Thanks for the comment.

doconnor said...

Over the last week or so I've been studying your posts and reading Wikipedia articles on the philosophers you mention. I started to write a point by point rebuttal of your post, but in the end I still don't understand what you are talking about.

How, in your opinion, does the universe work, how do we figure it out and what evidence do you have to support your belief (assuming you believe in evidence)? Name dropping philosophizers doesn't explain yourself very well, especially when many of them had a variety of ideas.

You seem to think that scientists cannot over come their biases, but you don't give them enough credit.
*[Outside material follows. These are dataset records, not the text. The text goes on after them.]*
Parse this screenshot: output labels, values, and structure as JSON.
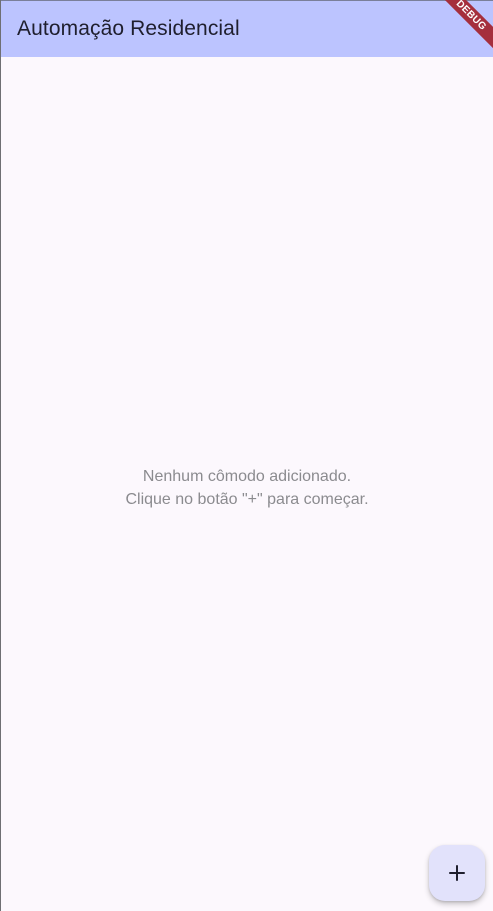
{
  "app_bar": {
    "title": "Automação Residencial",
    "background_color": "#bcc4ff"
  },
  "debug_banner": {
    "label": "DEBUG",
    "color": "#a52f3d"
  },
  "empty_state": {
    "line1": "Nenhum cômodo adicionado.",
    "line2": "Clique no botão \"+\" para começar.",
    "text_color": "#8b8b8f"
  },
  "fab": {
    "icon": "plus-icon",
    "background_color": "#e2e2fb"
  },
  "colors": {
    "page_background": "#fcf8fd"
  }
}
Most scientists are aware of the dangers of bias and work to minimize it. While it can be slow and difficult to overcome preconceptions, it has happened before and will happen again.

Aristotelian physics was replaced
with Newtonian physics despite the fact some of it is counter intuitive, like that light objects fall at the same speed as heavy objects and that the Earth revolves around the Sun, not to mention having to overcome the strenuous objections of the Church. Since then Quantum physics has replaced Newtonian physics which is even weirder with quantum entanglement and wave-particle duality.

Much of the bias in science happens when the science is presented to the public so they appear more biases then they actually are.

Some of the arguments I read seem to be attempts to justify faith by broadening what constitutes a legitimate argument. It the bias caused by these people's faith that is the problem, not a problem with science.

I'm still interested in learning and I've reserved Derrida, the movie, at the library.